ANAHEIM, Calif. (AP) — Billy Eppler has emphasized the Los Angeles Angels’ many positive attributes since the day he took over as their general manager last October.
And nothing in baseball is much better than havingMike Trout in center field every day.
Eppler also realizes he has plenty of work to do to make sure the Angels don’t waste too many more years of Trout’s prodigious talent watching the World Series from home.
“There’s a core group of guys here that are young, and there are older, established star players,” Eppler said. “That’s a good foundation to build a championship-caliber club around.”
After missing the playoffs on the final day of last season, the Angels open the new year against the powerhouse Chicago Cubs on Monday night with dreams of being a contender in the tough AL West. It’s tough to tell whether this patchwork roster of aging veterans and precious little blue-chip talent can pull it off, but anything seems possible with Trout.
The Angels had the best record in baseball in 2014, and they had the best record of last season’s non-playoff teams.
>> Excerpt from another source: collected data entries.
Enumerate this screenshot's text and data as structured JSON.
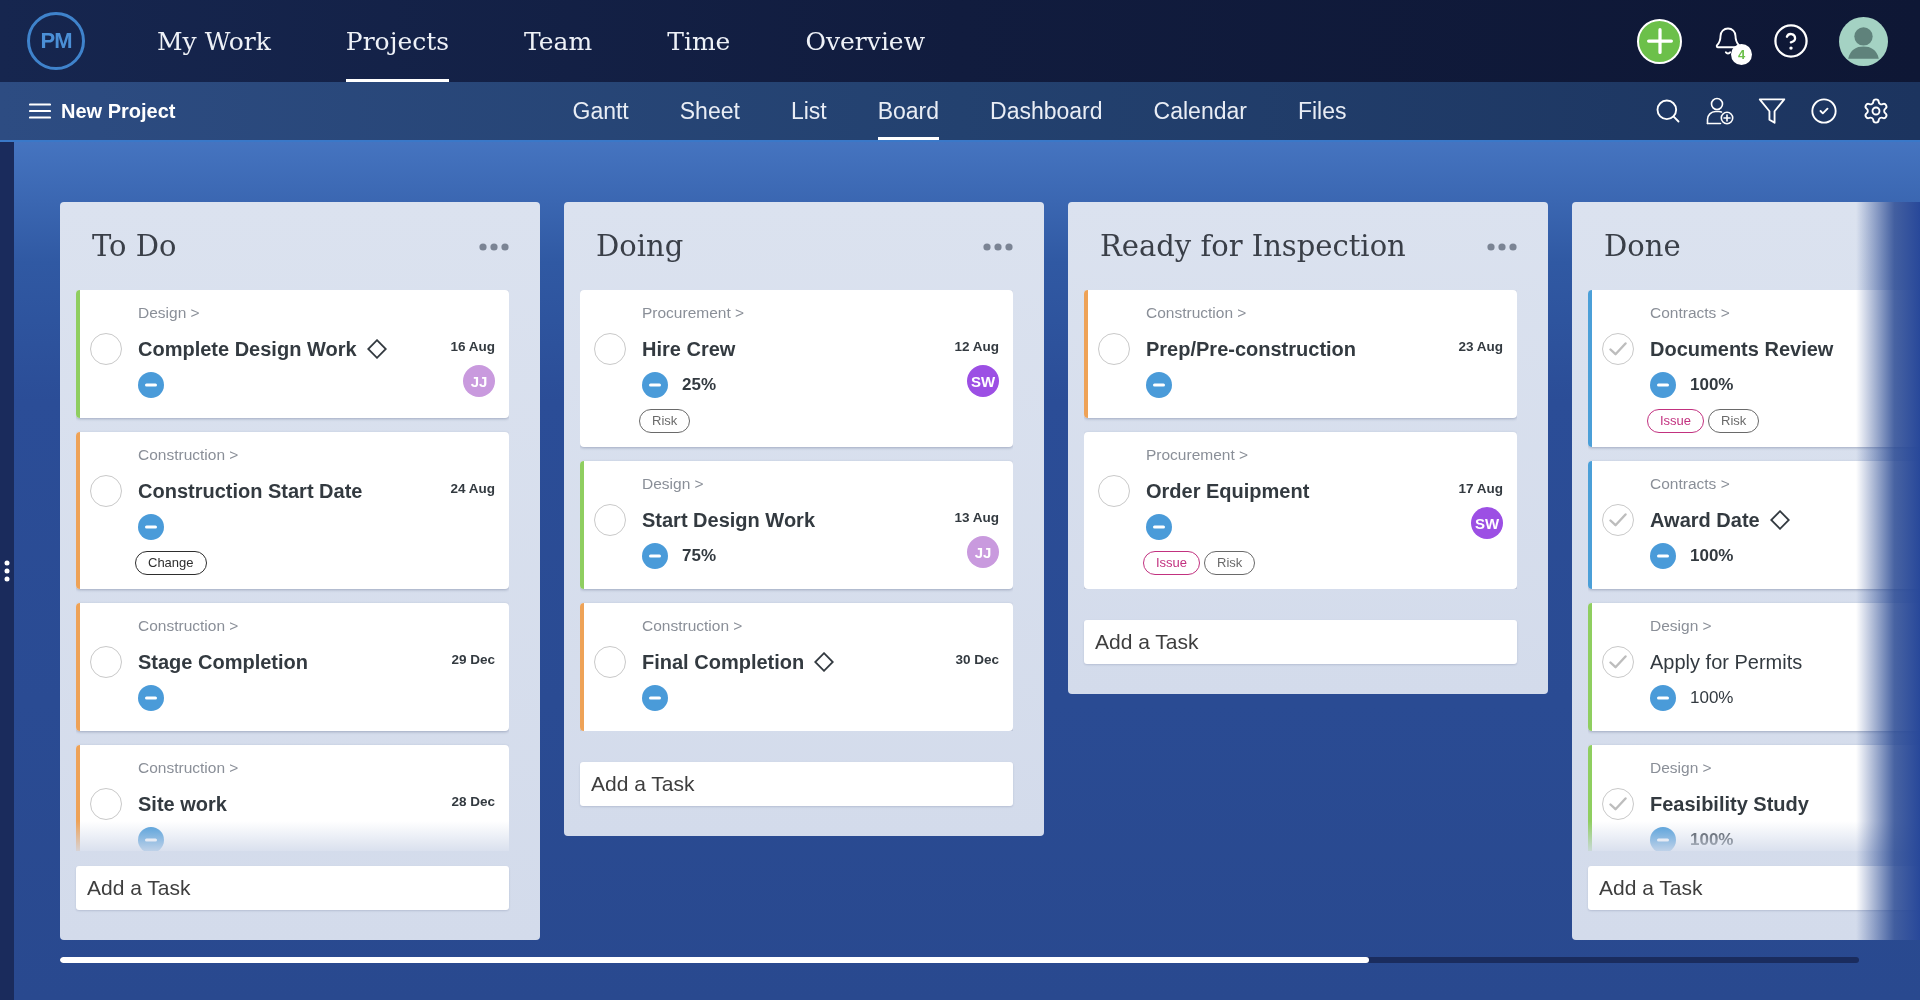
{
  "top_nav": {
    "logo": "PM",
    "items": [
      {
        "label": "My Work",
        "selected": false
      },
      {
        "label": "Projects",
        "selected": true
      },
      {
        "label": "Team",
        "selected": false
      },
      {
        "label": "Time",
        "selected": false
      },
      {
        "label": "Overview",
        "selected": false
      }
    ],
    "notifications_count": "4"
  },
  "project_bar": {
    "project_name": "New Project",
    "tabs": [
      {
        "label": "Gantt",
        "selected": false
      },
      {
        "label": "Sheet",
        "selected": false
      },
      {
        "label": "List",
        "selected": false
      },
      {
        "label": "Board",
        "selected": true
      },
      {
        "label": "Dashboard",
        "selected": false
      },
      {
        "label": "Calendar",
        "selected": false
      },
      {
        "label": "Files",
        "selected": false
      }
    ]
  },
  "columns": [
    {
      "title": "To Do",
      "more_menu": true,
      "scroll_fade": true,
      "cards": [
        {
          "category": "Design >",
          "title": "Complete Design Work",
          "milestone": true,
          "bold": true,
          "checked": false,
          "date": "16 Aug",
          "assignee": {
            "initials": "JJ",
            "color": "#c99ade"
          },
          "color": "#8fce60"
        },
        {
          "category": "Construction >",
          "title": "Construction Start Date",
          "milestone": false,
          "bold": true,
          "checked": false,
          "date": "24 Aug",
          "color": "#eea257",
          "tags": [
            {
              "label": "Change",
              "kind": "change"
            }
          ]
        },
        {
          "category": "Construction >",
          "title": "Stage Completion",
          "milestone": false,
          "bold": true,
          "checked": false,
          "date": "29 Dec",
          "color": "#eea257"
        },
        {
          "category": "Construction >",
          "title": "Site work",
          "milestone": false,
          "bold": true,
          "checked": false,
          "date": "28 Dec",
          "color": "#eea257"
        }
      ],
      "add_task": {
        "placeholder": "Add a Task"
      }
    },
    {
      "title": "Doing",
      "more_menu": true,
      "scroll_fade": false,
      "cards": [
        {
          "category": "Procurement >",
          "title": "Hire Crew",
          "milestone": false,
          "bold": true,
          "checked": false,
          "date": "12 Aug",
          "percent": "25%",
          "assignee": {
            "initials": "SW",
            "color": "#9c4fe4"
          },
          "tags": [
            {
              "label": "Risk",
              "kind": "risk"
            }
          ]
        },
        {
          "category": "Design >",
          "title": "Start Design Work",
          "milestone": false,
          "bold": true,
          "checked": false,
          "date": "13 Aug",
          "percent": "75%",
          "assignee": {
            "initials": "JJ",
            "color": "#c99ade"
          },
          "color": "#8fce60"
        },
        {
          "category": "Construction >",
          "title": "Final Completion",
          "milestone": true,
          "bold": true,
          "checked": false,
          "date": "30 Dec",
          "color": "#eea257"
        }
      ],
      "add_task": {
        "placeholder": "Add a Task"
      }
    },
    {
      "title": "Ready for Inspection",
      "more_menu": true,
      "scroll_fade": false,
      "cards": [
        {
          "category": "Construction >",
          "title": "Prep/Pre-construction",
          "milestone": false,
          "bold": true,
          "checked": false,
          "date": "23 Aug",
          "color": "#eea257"
        },
        {
          "category": "Procurement >",
          "title": "Order Equipment",
          "milestone": false,
          "bold": true,
          "checked": false,
          "date": "17 Aug",
          "assignee": {
            "initials": "SW",
            "color": "#9c4fe4"
          },
          "tags": [
            {
              "label": "Issue",
              "kind": "issue"
            },
            {
              "label": "Risk",
              "kind": "risk"
            }
          ]
        }
      ],
      "add_task": {
        "placeholder": "Add a Task"
      }
    },
    {
      "title": "Done",
      "more_menu": false,
      "scroll_fade": true,
      "cards": [
        {
          "category": "Contracts >",
          "title": "Documents Review",
          "milestone": false,
          "bold": true,
          "checked": true,
          "percent": "100%",
          "color": "#4b9fd8",
          "tags": [
            {
              "label": "Issue",
              "kind": "issue"
            },
            {
              "label": "Risk",
              "kind": "risk"
            }
          ]
        },
        {
          "category": "Contracts >",
          "title": "Award Date",
          "milestone": true,
          "bold": true,
          "checked": true,
          "percent": "100%",
          "color": "#4b9fd8"
        },
        {
          "category": "Design >",
          "title": "Apply for Permits",
          "milestone": false,
          "bold": false,
          "checked": true,
          "percent": "100%",
          "color": "#8fce60"
        },
        {
          "category": "Design >",
          "title": "Feasibility Study",
          "milestone": false,
          "bold": true,
          "checked": true,
          "percent": "100%",
          "color": "#8fce60"
        }
      ],
      "add_task": {
        "placeholder": "Add a Task"
      }
    }
  ]
}
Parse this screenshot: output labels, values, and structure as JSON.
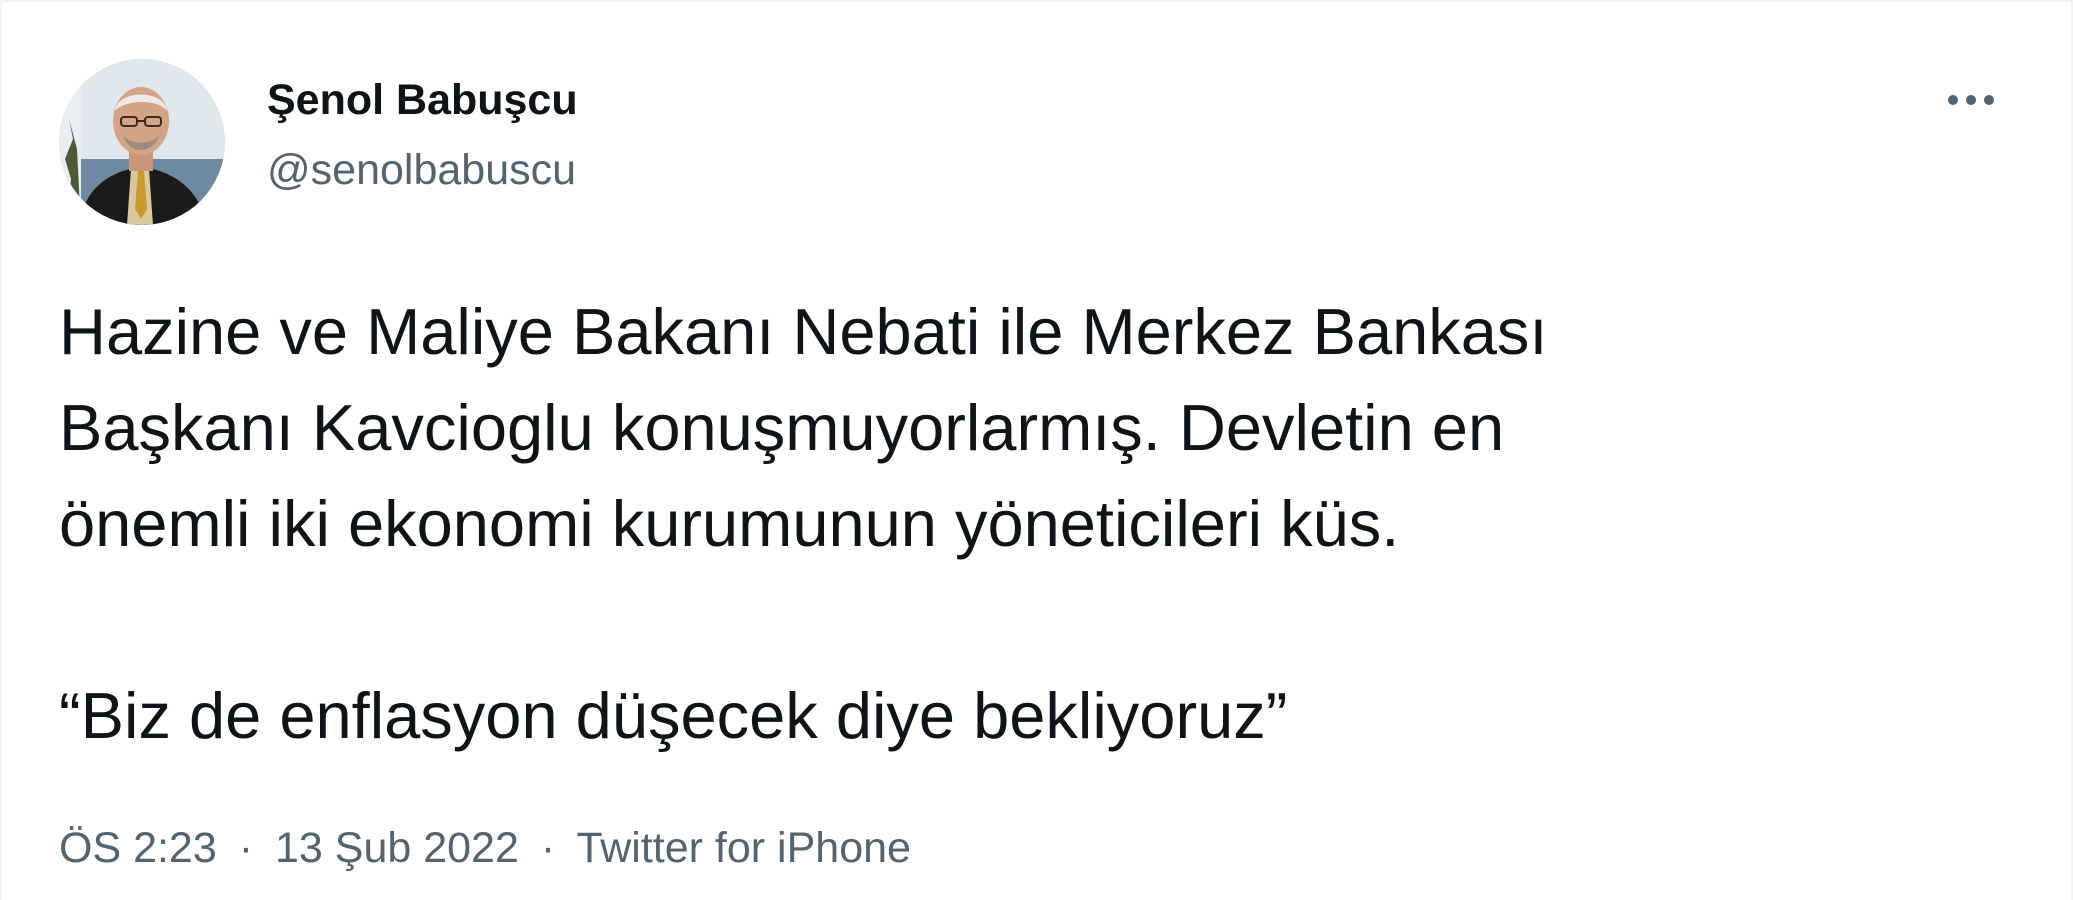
{
  "author": {
    "display_name": "Şenol Babuşcu",
    "handle": "@senolbabuscu"
  },
  "tweet": {
    "body": "Hazine ve Maliye Bakanı Nebati ile Merkez Bankası\nBaşkanı Kavcioglu konuşmuyorlarmış. Devletin en\nönemli iki ekonomi kurumunun yöneticileri küs.",
    "quote": "“Biz de enflasyon düşecek diye bekliyoruz”"
  },
  "meta": {
    "time": "ÖS 2:23",
    "date": "13 Şub 2022",
    "separator": "·",
    "source": "Twitter for iPhone"
  },
  "icons": {
    "more": "more-horizontal-icon",
    "avatar": "profile-photo"
  },
  "colors": {
    "text": "#0f1419",
    "secondary": "#536471",
    "border": "#eff3f4"
  }
}
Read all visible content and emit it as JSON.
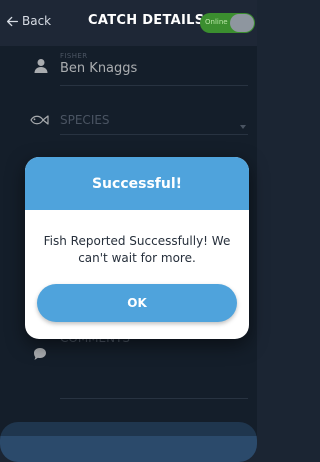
{
  "header": {
    "back_label": "Back",
    "title": "CATCH DETAILS",
    "toggle_label": "Online"
  },
  "form": {
    "fisher": {
      "label": "FISHER",
      "value": "Ben Knaggs"
    },
    "species": {
      "placeholder": "SPECIES"
    },
    "comments": {
      "placeholder": "COMMENTS"
    }
  },
  "dialog": {
    "title": "Successful!",
    "message": "Fish Reported Successfully! We can't wait for more.",
    "ok_label": "OK"
  },
  "colors": {
    "accent": "#4fa3dc",
    "background": "#1b2533",
    "toggle_on": "#3b8e2f"
  }
}
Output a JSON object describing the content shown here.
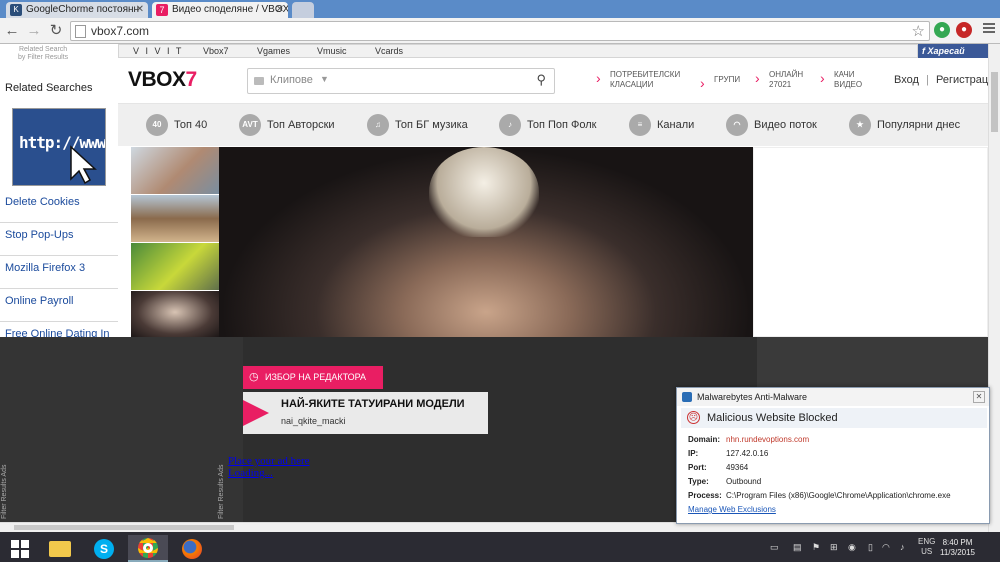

None of that success has translated into October memories for Trout, the 2014 AL MVP and the second-place finisher in the voting three other times.
Trout will turn 25 this summer before he wins his first playoff game, and it’s difficult to tell whether the Angels’ roster can compete with defending AL West champion Texas, up-and-coming Houston and much-improved Seattle.
Trout remains optimistic about his teammates and their abilities, but the Angels aren’t a popular pick to end his playoff drought this season.
Here are some things to watch when manager Mike Scioscia opens his 17th season in charge in Anaheim:
HEALTHY MONSTER: Albert Pujols appears to be ready for opening day after offseason surgery on his right foot. Once considered a long shot to be ready for the start of the season, Pujols played in the field this week and made plate appearances throughout Cactus League play. If the $240 million man is close to full strength in April, the Angels won’t be missing one important piece of their lineup.
ROTATE: Garrett Richards is slated to take the mound on opening day, cementing his status as the Angels’ ace after two strong seasons with a full-time starting job. The rest of the rotation is fluid, and it won’t be settled until C.J. Wilson and Tyler Skaggsreturn from injuries. Andrew Heaney and Hector Santiago will get regular turns early, while Matt Shoemaker is likely to be the fifth starter. And then there’s Jered Weaver, the Angels’ longtime ace whose game declined precipitously last season. After an up-and-down spring, he’s expected to be in the rotation to start the final year of his deal — but if he can’t get outs, the Angels might have to move on.
UP THE MIDDLE: After several seasons with Howie Kendrick and Erick Aybarmanning the middle of the infield, the Angels traded Kendrick before last year and Aybar after the season. The new double-play combination is shortstop Andrelton Simmons, arguably the best fielder in baseball, and second baseman Johnny Giavotella, who won the job last spring and surprisingly kept it all year long. The Angels hope Simmons’ defense and Giavotella’s exuberant offense are a suitable replacement for their longtime core.
OUT OF LEFT FIELD: Josh Hamilton still looms large in left field at Angel Stadium a year after his departure. Still smarting from the lavish deal given to Hamilton, the Angels decided not to sign a top-notch free agent to fill the biggest gap in their lineup, instead attempting to patch it with veterans Daniel Nava and Craig Gentry. It seemed like a penurious platoon — until Nava (.462) and Gentry (.326) both had excellent springs.
LITTLE HELP: The Angels’ payroll is stretched to the luxury tax threshold, what with Hamilton’s massive payouts still on the books, and they’re unlikely to get much midseason help from a farm system frequently rated the worst in the majors. The Angels will have more money to spend next winter, but Eppler isn’t ready to condemn his predecessors’ scouting work just yet: “We’re going to watch the guys actually perform. I want to have some time to actually evaluate the players.”